Plus, I think if you don't take it too far (and make, like, Seth like, talk like, y'know, like this just because you do, which you probably don't, but it's just an example) a little bit of avataring can make an otherwise flat character seem more 3D. (Eliwood, anyone? What about a lot of FE1/2/3 characters?)
I mean, if you're writing about Marth, for example... and someone somewhere offers him a drink.
Does he accept it?
No?
You don't know what Marth would do in a situation like that, so you have to kind of "put yourself into Marth's shoes" so to speak. Do you think he /would/ or /wouldn't/? It's hard to know, and I think most people, when faced with a decision like that, would look at it like, well, would /I/ accept the drink?
Derp. That was a horrible example, but I hope that made some kind of sense? JUST SLAP ME IF IT DIDN'T. I mean, I don't know that Marth does or doesn't drink in-game, but if the issue is never addressed at all...how are you supposed to know? I think the "have no way of knowing" issues are the ones that end up getting avatared in the FE fandom...because there are so many of those things.
/hangs head in defeat
Re: Derp, take two
I'll get around to it one of these days... I'm afraid of offending people with some of the things I have to say about the more popular games.
I think the "have no way of knowing" issues are the ones that end up getting avatared in the FE fandom...because there are so many of those things.
Totally.
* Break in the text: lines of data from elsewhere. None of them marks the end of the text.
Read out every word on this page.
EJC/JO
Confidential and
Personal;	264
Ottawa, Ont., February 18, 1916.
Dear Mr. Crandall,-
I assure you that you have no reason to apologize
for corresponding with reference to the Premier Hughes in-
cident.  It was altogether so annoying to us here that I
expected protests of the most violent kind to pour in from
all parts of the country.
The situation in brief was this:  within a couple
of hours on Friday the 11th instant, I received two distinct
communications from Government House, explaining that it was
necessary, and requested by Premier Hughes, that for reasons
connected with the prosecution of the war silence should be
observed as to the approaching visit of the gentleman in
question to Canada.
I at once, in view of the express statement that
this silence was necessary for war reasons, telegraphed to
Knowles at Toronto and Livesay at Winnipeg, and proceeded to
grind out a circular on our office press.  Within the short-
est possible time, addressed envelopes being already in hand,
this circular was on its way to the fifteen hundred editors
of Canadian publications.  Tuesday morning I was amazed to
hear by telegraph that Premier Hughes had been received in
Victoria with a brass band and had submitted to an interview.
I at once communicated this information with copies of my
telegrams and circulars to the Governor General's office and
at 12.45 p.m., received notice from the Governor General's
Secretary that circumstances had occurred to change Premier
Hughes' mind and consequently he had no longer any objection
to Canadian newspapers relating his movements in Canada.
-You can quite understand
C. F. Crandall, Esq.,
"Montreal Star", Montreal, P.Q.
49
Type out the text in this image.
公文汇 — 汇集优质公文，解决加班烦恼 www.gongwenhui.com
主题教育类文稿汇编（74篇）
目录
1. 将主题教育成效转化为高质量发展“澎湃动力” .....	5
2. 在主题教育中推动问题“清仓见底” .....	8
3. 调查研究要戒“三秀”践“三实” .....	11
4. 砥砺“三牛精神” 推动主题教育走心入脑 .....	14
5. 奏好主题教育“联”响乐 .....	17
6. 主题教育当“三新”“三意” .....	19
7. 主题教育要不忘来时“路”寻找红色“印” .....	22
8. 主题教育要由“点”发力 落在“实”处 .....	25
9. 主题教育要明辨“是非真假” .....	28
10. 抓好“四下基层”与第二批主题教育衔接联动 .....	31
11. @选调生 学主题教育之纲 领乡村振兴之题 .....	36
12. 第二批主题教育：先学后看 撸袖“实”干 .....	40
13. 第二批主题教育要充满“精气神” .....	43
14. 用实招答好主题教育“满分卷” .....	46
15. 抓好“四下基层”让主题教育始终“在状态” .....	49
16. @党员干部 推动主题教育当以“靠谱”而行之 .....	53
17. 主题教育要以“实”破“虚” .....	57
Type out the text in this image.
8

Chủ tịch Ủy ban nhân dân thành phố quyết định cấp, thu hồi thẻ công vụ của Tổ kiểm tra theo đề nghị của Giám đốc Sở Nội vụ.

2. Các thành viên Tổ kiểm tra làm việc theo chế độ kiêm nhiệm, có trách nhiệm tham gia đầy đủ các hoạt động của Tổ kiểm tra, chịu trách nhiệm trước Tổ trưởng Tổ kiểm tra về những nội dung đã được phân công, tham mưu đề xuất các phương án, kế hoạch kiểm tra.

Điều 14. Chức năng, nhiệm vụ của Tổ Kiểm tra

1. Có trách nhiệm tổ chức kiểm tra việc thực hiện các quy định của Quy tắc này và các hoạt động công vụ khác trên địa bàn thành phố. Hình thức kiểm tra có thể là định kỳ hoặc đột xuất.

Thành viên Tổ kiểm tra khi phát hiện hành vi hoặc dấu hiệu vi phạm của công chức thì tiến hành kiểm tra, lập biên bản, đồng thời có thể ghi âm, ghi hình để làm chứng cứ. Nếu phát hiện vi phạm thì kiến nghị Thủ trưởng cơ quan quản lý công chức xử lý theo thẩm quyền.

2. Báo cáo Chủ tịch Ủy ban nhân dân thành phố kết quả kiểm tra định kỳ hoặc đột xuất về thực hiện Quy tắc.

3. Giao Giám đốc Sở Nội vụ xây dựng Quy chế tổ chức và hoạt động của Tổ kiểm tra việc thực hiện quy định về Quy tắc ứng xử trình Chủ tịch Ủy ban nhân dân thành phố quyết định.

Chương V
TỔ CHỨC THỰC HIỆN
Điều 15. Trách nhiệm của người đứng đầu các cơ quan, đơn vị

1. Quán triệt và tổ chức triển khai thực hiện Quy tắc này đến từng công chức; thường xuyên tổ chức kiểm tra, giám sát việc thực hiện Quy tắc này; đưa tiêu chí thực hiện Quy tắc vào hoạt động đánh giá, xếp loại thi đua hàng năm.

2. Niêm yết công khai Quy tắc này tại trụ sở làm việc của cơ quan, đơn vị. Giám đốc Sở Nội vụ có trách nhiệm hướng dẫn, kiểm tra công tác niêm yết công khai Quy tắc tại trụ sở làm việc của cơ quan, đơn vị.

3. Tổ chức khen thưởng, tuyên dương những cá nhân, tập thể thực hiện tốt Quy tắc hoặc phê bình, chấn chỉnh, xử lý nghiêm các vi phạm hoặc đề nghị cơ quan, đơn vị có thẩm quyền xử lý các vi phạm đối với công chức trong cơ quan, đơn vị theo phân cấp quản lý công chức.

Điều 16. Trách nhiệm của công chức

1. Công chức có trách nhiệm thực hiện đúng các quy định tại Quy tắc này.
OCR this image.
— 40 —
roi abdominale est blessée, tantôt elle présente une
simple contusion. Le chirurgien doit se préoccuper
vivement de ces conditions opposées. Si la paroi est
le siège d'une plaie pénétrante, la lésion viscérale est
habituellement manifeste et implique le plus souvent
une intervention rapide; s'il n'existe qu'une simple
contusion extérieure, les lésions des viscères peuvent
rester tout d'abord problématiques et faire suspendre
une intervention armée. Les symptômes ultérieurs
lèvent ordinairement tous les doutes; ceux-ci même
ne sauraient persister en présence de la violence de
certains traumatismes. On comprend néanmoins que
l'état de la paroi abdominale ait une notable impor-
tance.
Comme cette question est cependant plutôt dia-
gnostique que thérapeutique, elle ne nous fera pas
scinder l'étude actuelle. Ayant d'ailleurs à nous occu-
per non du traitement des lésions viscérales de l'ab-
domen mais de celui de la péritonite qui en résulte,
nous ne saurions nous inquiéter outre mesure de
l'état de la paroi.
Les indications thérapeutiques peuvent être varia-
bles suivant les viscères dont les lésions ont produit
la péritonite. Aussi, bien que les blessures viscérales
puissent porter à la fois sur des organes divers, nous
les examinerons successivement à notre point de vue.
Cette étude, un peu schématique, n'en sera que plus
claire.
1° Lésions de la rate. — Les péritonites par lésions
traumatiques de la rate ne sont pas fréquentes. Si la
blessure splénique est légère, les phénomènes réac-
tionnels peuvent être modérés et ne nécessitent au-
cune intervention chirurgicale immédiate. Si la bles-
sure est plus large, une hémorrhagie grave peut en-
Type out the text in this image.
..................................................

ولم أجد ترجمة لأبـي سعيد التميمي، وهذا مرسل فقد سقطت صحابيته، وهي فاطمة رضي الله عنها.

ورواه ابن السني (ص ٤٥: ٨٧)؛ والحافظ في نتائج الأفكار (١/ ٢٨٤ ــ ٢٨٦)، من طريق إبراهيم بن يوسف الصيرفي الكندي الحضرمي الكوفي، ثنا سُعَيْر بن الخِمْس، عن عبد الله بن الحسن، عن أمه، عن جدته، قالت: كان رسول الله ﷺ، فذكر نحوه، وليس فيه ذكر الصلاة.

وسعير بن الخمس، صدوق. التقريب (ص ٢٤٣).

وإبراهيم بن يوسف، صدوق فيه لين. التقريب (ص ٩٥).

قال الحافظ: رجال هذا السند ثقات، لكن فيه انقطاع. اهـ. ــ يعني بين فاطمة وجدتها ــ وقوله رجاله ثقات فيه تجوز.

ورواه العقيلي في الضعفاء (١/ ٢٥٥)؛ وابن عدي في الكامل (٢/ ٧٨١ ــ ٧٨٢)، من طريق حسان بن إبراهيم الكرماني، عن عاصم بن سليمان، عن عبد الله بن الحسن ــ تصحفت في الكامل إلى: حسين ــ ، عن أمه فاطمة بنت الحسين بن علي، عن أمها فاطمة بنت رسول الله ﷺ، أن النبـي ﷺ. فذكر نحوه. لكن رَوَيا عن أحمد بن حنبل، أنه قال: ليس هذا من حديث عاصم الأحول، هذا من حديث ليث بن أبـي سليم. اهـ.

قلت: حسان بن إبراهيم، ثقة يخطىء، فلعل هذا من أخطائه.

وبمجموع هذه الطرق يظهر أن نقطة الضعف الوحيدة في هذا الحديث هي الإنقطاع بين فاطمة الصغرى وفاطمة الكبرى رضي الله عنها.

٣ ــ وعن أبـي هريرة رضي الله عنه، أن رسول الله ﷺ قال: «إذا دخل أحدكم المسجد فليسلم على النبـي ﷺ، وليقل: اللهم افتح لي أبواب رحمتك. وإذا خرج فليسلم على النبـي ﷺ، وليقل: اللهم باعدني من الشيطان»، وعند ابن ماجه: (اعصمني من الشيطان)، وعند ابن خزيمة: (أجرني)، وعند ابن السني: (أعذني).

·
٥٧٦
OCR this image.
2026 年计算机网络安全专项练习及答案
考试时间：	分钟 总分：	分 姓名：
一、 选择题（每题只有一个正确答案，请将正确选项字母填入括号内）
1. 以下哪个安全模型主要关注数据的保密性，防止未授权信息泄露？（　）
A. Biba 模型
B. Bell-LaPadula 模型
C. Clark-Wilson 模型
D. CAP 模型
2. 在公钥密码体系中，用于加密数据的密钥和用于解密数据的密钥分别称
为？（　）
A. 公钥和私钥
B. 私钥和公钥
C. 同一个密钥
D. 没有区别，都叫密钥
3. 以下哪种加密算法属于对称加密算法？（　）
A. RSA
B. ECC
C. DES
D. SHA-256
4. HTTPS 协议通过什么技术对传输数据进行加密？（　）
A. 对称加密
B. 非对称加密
Actually, since the Archanea games have so little info about everyday living, I've resorted to plundering the manga adaptation for some details. The manga actually has the characters doing mundane things like going to market in normal clothes, reading the newspaper(!), eating and drinking. The Archanea shown in the manga has a kind of 18th century vibe to it-- like France after Louis XIV was past his glory days. It's a very flawed adaptation, but some of it does interest me.
I'd love to write something actually set in the mangaverse and "fix" its problems, but most of it isn't scanlated, the manga throws the game-plot out the window, and I only have a vague idea of what's going on in places.